No obstante lo anterior, en los últimos 30 años notamos una conformación distinta en sus organismos cúpula, aun en los partidos mayoritarios, y casi generalizada en los demás partidos que ubicamos en el multipartidismo. No encontramos en las directivas mayores a los más destacados líderes y que el país tenga como directos voceros de la organización. Con ello ha surgido un cierto vacío político partidario inconveniente. Ya los partidos no son fuente diaria de acción política, no son voceros constantes de opinión pública, ya no son consultados en sus principales posiciones políticas ante los más graves problemas nacionales. En fin, han dejado de lado su actividad más importante, la de representar a los electores en el quehacer político de nuestra sociedad. Si no son los diferentes partidos los que diariamente encaucen a sus electores y respondan a los mismos frente a las mayores inquietudes, entonces ¿quiénes lo harán con la propiedad y legitimidad debidas? Pareciera que este vacío es inconveniente, pues deja lo político en otras manos no responsabilizadas de ello, y provoca que el partido político, que buscará el ejercicio del Gobierno, no sea el protagonista de la temática nacional.

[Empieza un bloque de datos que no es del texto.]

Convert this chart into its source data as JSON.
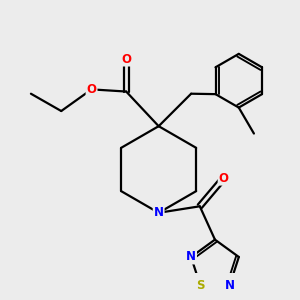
{
  "bg_color": "#ececec",
  "line_color": "#000000",
  "bond_width": 1.6,
  "atom_colors": {
    "O": "#ff0000",
    "N": "#0000ff",
    "S": "#aaaa00",
    "C": "#000000"
  },
  "font_size": 8.5
}
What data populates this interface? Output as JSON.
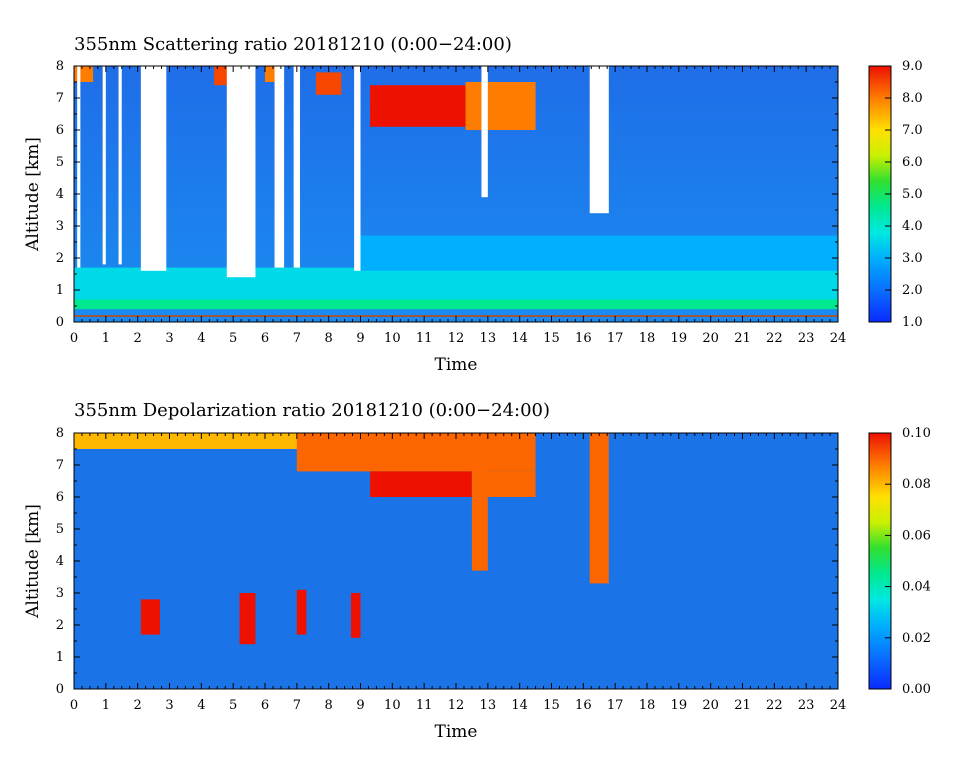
{
  "chart_data": [
    {
      "type": "heatmap",
      "title": "355nm Scattering ratio  20181210 (0:00−24:00)",
      "xlabel": "Time",
      "ylabel": "Altitude [km]",
      "xlim": [
        0,
        24
      ],
      "ylim": [
        0,
        8
      ],
      "x_ticks": [
        "0",
        "1",
        "2",
        "3",
        "4",
        "5",
        "6",
        "7",
        "8",
        "9",
        "10",
        "11",
        "12",
        "13",
        "14",
        "15",
        "16",
        "17",
        "18",
        "19",
        "20",
        "21",
        "22",
        "23",
        "24"
      ],
      "y_ticks": [
        "0",
        "1",
        "2",
        "3",
        "4",
        "5",
        "6",
        "7",
        "8"
      ],
      "colorbar": {
        "min": 1.0,
        "max": 9.0,
        "ticks": [
          "1.0",
          "2.0",
          "3.0",
          "4.0",
          "5.0",
          "6.0",
          "7.0",
          "8.0",
          "9.0"
        ]
      },
      "background_value": 2.5,
      "layers": [
        {
          "t": [
            0,
            24
          ],
          "alt": [
            0.55,
            1.7
          ],
          "value": 3.6
        },
        {
          "t": [
            0,
            24
          ],
          "alt": [
            0.4,
            0.7
          ],
          "value": 4.6
        },
        {
          "t": [
            9,
            24
          ],
          "alt": [
            1.6,
            2.7
          ],
          "value": 3.0
        }
      ],
      "clouds": [
        {
          "t": [
            0.0,
            0.6
          ],
          "alt": [
            7.5,
            8.0
          ],
          "value": 8.0
        },
        {
          "t": [
            4.4,
            5.0
          ],
          "alt": [
            7.4,
            8.0
          ],
          "value": 8.5
        },
        {
          "t": [
            6.0,
            6.6
          ],
          "alt": [
            7.5,
            8.0
          ],
          "value": 8.0
        },
        {
          "t": [
            7.6,
            8.4
          ],
          "alt": [
            7.1,
            7.8
          ],
          "value": 8.5
        },
        {
          "t": [
            9.3,
            12.3
          ],
          "alt": [
            6.1,
            7.4
          ],
          "value": 9.0
        },
        {
          "t": [
            12.3,
            14.5
          ],
          "alt": [
            6.0,
            7.5
          ],
          "value": 8.0
        }
      ],
      "no_data_columns": [
        {
          "t": [
            0.1,
            0.2
          ],
          "alt_min": 1.7
        },
        {
          "t": [
            0.9,
            1.0
          ],
          "alt_min": 1.8
        },
        {
          "t": [
            1.4,
            1.5
          ],
          "alt_min": 1.8
        },
        {
          "t": [
            2.1,
            2.9
          ],
          "alt_min": 1.6
        },
        {
          "t": [
            4.8,
            5.7
          ],
          "alt_min": 1.4
        },
        {
          "t": [
            6.3,
            6.6
          ],
          "alt_min": 1.7
        },
        {
          "t": [
            6.9,
            7.1
          ],
          "alt_min": 1.7
        },
        {
          "t": [
            8.8,
            9.0
          ],
          "alt_min": 1.6
        },
        {
          "t": [
            12.8,
            13.0
          ],
          "alt_min": 3.9
        },
        {
          "t": [
            16.2,
            16.8
          ],
          "alt_min": 3.4
        }
      ]
    },
    {
      "type": "heatmap",
      "title": "355nm Depolarization ratio  20181210 (0:00−24:00)",
      "xlabel": "Time",
      "ylabel": "Altitude [km]",
      "xlim": [
        0,
        24
      ],
      "ylim": [
        0,
        8
      ],
      "x_ticks": [
        "0",
        "1",
        "2",
        "3",
        "4",
        "5",
        "6",
        "7",
        "8",
        "9",
        "10",
        "11",
        "12",
        "13",
        "14",
        "15",
        "16",
        "17",
        "18",
        "19",
        "20",
        "21",
        "22",
        "23",
        "24"
      ],
      "y_ticks": [
        "0",
        "1",
        "2",
        "3",
        "4",
        "5",
        "6",
        "7",
        "8"
      ],
      "colorbar": {
        "min": 0.0,
        "max": 0.1,
        "ticks": [
          "0.00",
          "0.02",
          "0.04",
          "0.06",
          "0.08",
          "0.10"
        ]
      },
      "background_value": 0.01,
      "features": [
        {
          "t": [
            0.0,
            9.0
          ],
          "alt": [
            7.5,
            8.0
          ],
          "value": 0.08
        },
        {
          "t": [
            7.0,
            14.5
          ],
          "alt": [
            6.8,
            8.0
          ],
          "value": 0.09
        },
        {
          "t": [
            9.3,
            12.5
          ],
          "alt": [
            6.0,
            6.8
          ],
          "value": 0.1
        },
        {
          "t": [
            12.5,
            14.5
          ],
          "alt": [
            6.0,
            6.8
          ],
          "value": 0.09
        },
        {
          "t": [
            2.1,
            2.7
          ],
          "alt": [
            1.7,
            2.8
          ],
          "value": 0.1
        },
        {
          "t": [
            5.2,
            5.7
          ],
          "alt": [
            1.4,
            3.0
          ],
          "value": 0.1
        },
        {
          "t": [
            7.0,
            7.3
          ],
          "alt": [
            1.7,
            3.1
          ],
          "value": 0.1
        },
        {
          "t": [
            8.7,
            9.0
          ],
          "alt": [
            1.6,
            3.0
          ],
          "value": 0.1
        },
        {
          "t": [
            12.5,
            13.0
          ],
          "alt": [
            3.7,
            8.0
          ],
          "value": 0.09
        },
        {
          "t": [
            16.2,
            16.8
          ],
          "alt": [
            3.3,
            8.0
          ],
          "value": 0.09
        }
      ]
    }
  ]
}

Los comités ejecutivos ya no son liderados por conductores de opinión, sino por simples depositarios de la personería jurídica para la carpintería política que demanda la rutina cuatrienal de nuestro Código Electoral. Recordemos entonces, la frase de Juan Domingo Perón: “Los partidos políticos triunfan o son destruidos por sus conductores. Cuando un partido político se viene abajo, no es el partido político quien tiene la culpa, sino el conductor”.